Ses objectifs principaux sont triples :
- Incriminer un noyau dur d’infractions environnementales (pollutions graves, traitements illégaux de déchets, atteintes à la biodiversité, etc.) ;
- Assurer la responsabilité pénale des personnes physiques et morales, avec des sanctions « effectives, proportionnées et dissuasives » ;
- Renforcer la coopération internationale, notamment sur les infractions transfrontières (compétence, entraide, échanges d’informations).
Pour les entreprises, plusieurs éléments sont structurants :
- La Convention consacre explicitement la responsabilité des personnes morales, inspirée des modèles déjà en vigueur dans de nombreux États, dont la France. Les sanctions peuvent inclure amendes, confiscations, interdictions d’exercer, voire dissolution dans les cas extrêmes.
- Elle insiste sur la nécessité de sanctions complémentaires : mesures de remise en état, programmes de conformité, obligations de coopérer avec les autorités, etc.
- Elle souligne l’importance de la protection des lanceurs d’alerte et des victimes, et ouvre la porte à un rôle accru des ONG dans la détection et la poursuite de ces infractions.
La Convention entrera en vigueur après ratification par au moins 10 États (dont 8 membres du Conseil de l’Europe) ; son impact concret en droit interne dépendra donc des lois de transposition et d’adaptation, mais le cap est clair : hausse des standards pénaux environnementaux dans l’espace européen.
2. Un impact direct sur le risque pénal des entreprises
Même si chaque État demeure libre de la technique de transposition, on peut d’ores et déjà identifier plusieurs conséquences pour les entreprises :
a) Un périmètre élargi de l’incrimination
La Convention, combinée à la directive européenne 2024/1203 sur la protection de l’environnement par le droit pénal, élargit la liste des comportements susceptibles de poursuites pénales et durcit le régime des sanctions, y compris pour les personnes morales.

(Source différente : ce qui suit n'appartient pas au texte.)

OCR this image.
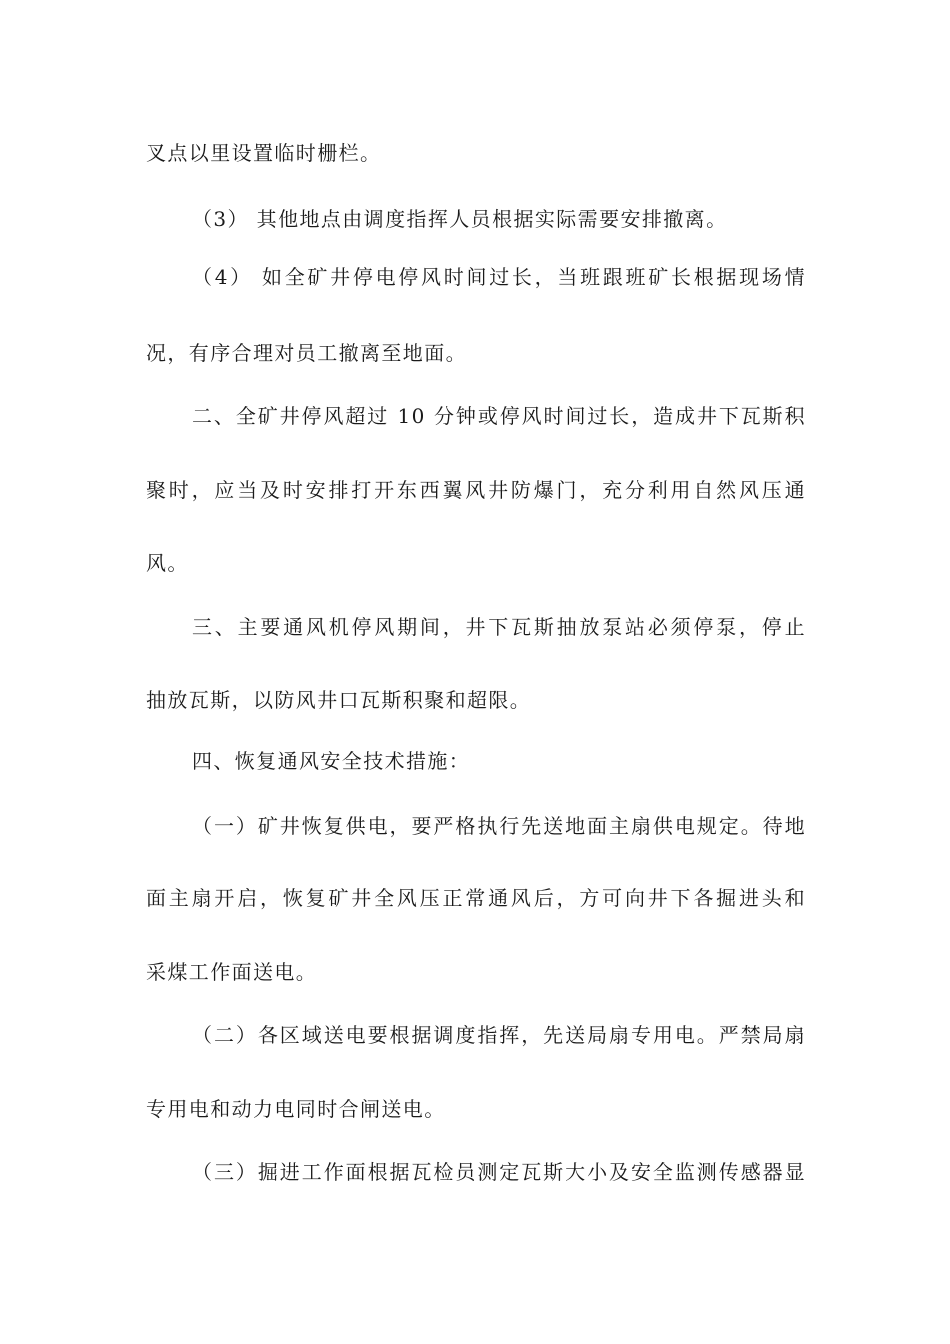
叉点以里设置临时栅栏。
（3） 其他地点由调度指挥人员根据实际需要安排撤离。
（4） 如全矿井停电停风时间过长，当班跟班矿长根据现场情
况，有序合理对员工撤离至地面。
二、全矿井停风超过 10 分钟或停风时间过长，造成井下瓦斯积
聚时，应当及时安排打开东西翼风井防爆门，充分利用自然风压通
风。
三、主要通风机停风期间，井下瓦斯抽放泵站必须停泵，停止
抽放瓦斯，以防风井口瓦斯积聚和超限。
四、恢复通风安全技术措施：
（一）矿井恢复供电，要严格执行先送地面主扇供电规定。待地
面主扇开启，恢复矿井全风压正常通风后，方可向井下各掘进头和
采煤工作面送电。
（二）各区域送电要根据调度指挥，先送局扇专用电。严禁局扇
专用电和动力电同时合闸送电。
（三）掘进工作面根据瓦检员测定瓦斯大小及安全监测传感器显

Les entreprises opérant dans des secteurs à risque (industrie, déchets, énergie, agriculture intensive, mines, transport maritime, etc.) verront donc :
- Une augmentation du nombre de situations « pénalement pertinentes » ;
- Une sensibilité accrue aux manquements systémiques (défaut d’organisation, absence de contrôle, tolérance de pratiques illicites dans la chaîne de valeur).
b) La consolidation de la « faute d’organisation »
En pratique, le risque ne repose pas seulement sur l’acte matériel de pollution ou de destruction. Il repose de plus en plus sur la capacité à démontrer une organisation de prévention crédible : cartographies des risques, procédures internes, contrôles, alertes, audits, formation des équipes, etc.
La Convention, comme la directive européenne, s’inscrit dans la même logique : si l’entreprise ne met pas en place un dispositif raisonnable pour prévenir les atteintes graves à l’environnement, cette carence devient elle-même un facteur de responsabilité.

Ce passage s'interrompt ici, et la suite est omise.